Anyone Can Buy Data Tracking U.S. Soldiers and Spies ⇥ wired.com
Dhruv Mehrotra and Dell Cameron, Wired:
A joint investigation by WIRED, Bayerischer Rundfunk (BR), and Netzpolitik.org reveals that US companies legally collecting digital advertising data are also providing the world a cheap and reliable way to track the movements of American military and intelligence personnel overseas, from their homes and their children’s schools to hardened aircraft shelters within an airbase where US nuclear weapons are believed to be stored.
A collaborative analysis of billions of location coordinates obtained from a US-based data broker provides extraordinary insight into the daily routines of US service members. The findings also provide a vivid example of the significant risks the unregulated sale of mobile location data poses to the integrity of the US military and the safety of its service members and their families overseas.

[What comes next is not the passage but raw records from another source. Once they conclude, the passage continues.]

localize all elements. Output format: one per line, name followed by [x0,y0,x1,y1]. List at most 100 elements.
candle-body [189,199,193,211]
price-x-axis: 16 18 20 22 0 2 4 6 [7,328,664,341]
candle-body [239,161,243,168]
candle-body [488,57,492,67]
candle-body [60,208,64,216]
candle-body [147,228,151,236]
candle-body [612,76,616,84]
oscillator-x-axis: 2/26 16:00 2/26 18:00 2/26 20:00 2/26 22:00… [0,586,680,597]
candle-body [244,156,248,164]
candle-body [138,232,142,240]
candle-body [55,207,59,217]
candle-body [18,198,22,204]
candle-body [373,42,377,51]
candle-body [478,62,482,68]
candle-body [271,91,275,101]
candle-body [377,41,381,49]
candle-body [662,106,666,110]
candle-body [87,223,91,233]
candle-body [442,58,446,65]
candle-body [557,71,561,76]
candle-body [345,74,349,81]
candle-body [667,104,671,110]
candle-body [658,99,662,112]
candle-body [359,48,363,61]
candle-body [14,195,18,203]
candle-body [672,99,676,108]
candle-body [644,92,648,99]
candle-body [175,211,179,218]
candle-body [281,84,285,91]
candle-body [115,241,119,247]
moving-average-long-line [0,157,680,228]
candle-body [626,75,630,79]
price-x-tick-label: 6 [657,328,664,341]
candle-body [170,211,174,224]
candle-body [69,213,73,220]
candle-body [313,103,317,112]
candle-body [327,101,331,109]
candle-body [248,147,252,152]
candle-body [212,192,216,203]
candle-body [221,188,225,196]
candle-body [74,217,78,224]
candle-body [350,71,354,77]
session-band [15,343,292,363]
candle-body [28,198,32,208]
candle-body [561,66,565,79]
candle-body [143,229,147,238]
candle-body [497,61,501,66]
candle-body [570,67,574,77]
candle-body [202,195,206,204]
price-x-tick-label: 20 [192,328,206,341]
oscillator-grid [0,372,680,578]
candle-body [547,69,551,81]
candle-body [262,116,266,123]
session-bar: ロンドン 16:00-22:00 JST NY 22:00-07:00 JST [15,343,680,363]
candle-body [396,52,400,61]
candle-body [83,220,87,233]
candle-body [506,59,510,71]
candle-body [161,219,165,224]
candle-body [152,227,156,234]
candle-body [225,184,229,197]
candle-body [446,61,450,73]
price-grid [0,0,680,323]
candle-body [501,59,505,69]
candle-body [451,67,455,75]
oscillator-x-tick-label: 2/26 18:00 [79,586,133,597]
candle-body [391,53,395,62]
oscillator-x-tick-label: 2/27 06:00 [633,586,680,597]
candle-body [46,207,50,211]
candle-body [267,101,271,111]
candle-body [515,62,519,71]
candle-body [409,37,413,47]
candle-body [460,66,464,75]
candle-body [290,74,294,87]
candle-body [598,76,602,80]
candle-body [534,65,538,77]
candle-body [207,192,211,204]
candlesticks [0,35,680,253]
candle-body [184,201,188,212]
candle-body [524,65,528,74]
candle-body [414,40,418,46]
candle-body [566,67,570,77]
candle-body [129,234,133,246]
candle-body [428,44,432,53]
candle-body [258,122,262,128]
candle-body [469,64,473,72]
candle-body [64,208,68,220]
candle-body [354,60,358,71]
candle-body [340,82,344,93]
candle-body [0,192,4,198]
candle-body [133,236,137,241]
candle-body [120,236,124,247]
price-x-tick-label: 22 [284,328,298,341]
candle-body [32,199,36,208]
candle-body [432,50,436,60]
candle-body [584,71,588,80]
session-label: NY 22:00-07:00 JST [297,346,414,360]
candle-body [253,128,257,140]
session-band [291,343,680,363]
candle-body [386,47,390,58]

Yet another entry in the ongoing series of stories documenting how we have created a universal unregulated tracking system accessible to basically anyone so that, incidentally, it will make someone slightly more likely to buy a specific brand of cereal. This particular demonstration feels like a reversal of governments using this data to surveil people with less oversight and fewer roadblocks.
The FTC is apparently planning to address this by, according to these reporters, “formally recogniz[ing] US military installations as protected sites”, which is a truly bananas response. The correct answer is for lawmakers to pass a strong privacy framework that restricts data collection and retention, but doing so would be economically costly and would impede the exploitation of this data by the U.S. and its allies. Instead, the world’s most powerful military is going to tell scummy data brokers not to track people within specific areas all over the world.
Reporters and researchers, meanwhile, will continue to point out how this mass data collection makes everyone vulnerable. It feels increasingly like splitting hairs between the surveillance volunteered by U.S. industry, and that which is mandated by more oppressive governments. I recognize there is a difference — the force is the difference — but the effect is comparable.